Her musicians remember their first rehearsals, when they didn’t even know what the tour was going to be called, but she knew very well how to go about it. “It was three hours, it was crazy. I wondered what we were going to take out. We added three songs,” says his bassist, who demonstrates how he plays in the showers so as not to disturb the others. In addition, for example, it details how the concert is created, the platforms that raise and lower the singer, the underground automatic balls through which she moves, or what it was like to incorporate a whole set of songs from her new album into the second part of the concerts.
“We have the best in the entire industry,” Swift admits of her collaborators; He explains, for example, that Emma Stone recommended him to her choreographer, Mandy Moore, with whom he worked on The The Earth. She also participated in the casting process so that her dancers were diverse and real people. “I didn’t want people in uniform,” he admits. In the second episode, he shows how he writes notes that he seals with wax for each of his team members, in which he grants them prime economical, at the end of each leg of the to show (which lasted 20 months). “It’s like Christmas morning,” he said excitedly. He films the excited dancers as he gives them the envelopes, but although they read the message, the amount is hidden. Swift delivered a total of $197 million in prime to its employees; The truckers alone took $100,000 each.

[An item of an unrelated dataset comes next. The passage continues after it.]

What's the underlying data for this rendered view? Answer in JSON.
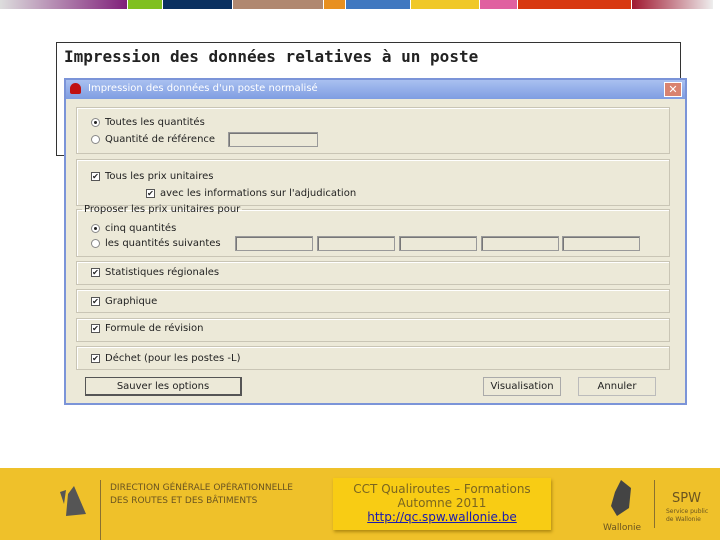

“We could have filled 255 stadiums,” one of his agents says of when ticket sales began when barely two dozen shows were announced, which turned into 150. Glendale, Arizona, where the tour began, changed its name to Swift City. During this time, she rehearsed in a “detailed, methodical, exhaustive” way to be ready for her fans. “Welcome to the era tour» was the phrase with which she greeted her viewers every evening, and that’s what she called the first episode of her docuseries.
The footage shows bright and special moments, like when he brought Ed Sheeran on stage, with whom he has a great personal relationship and has been singing for over a decade. In the second chapter, we see her rehearsals and performance with Florence Welch in London. Her fiancé, Travis Kelce, is also in the images. Here appears a narrative that was also repeated in the trailer: that their ways of earning a living are very similar, with hard work behind them, sacrifices and coaches, in her case, her mother, as they say between jokes. “There are people who take vitamin D, I have these conversations with you,” she laughs.
The first of the two chapters of the documentary has more interesting content, about the tour and about Swift, while the second is more focused on the rehearsals and the dancers. In all of this, Swift always focuses on the ultimate goal: creating a perfect product for fans, surprising them every night and exciting them. “There are many moments of eye contact,” he admits. “I see their joy. There’s a lot of emotion. You look at the audience and it’s more than a lot of lights. There are millions of stories that coincide in a place where we can feel safe expressing a lot of emotion. It’s a very powerful thing.”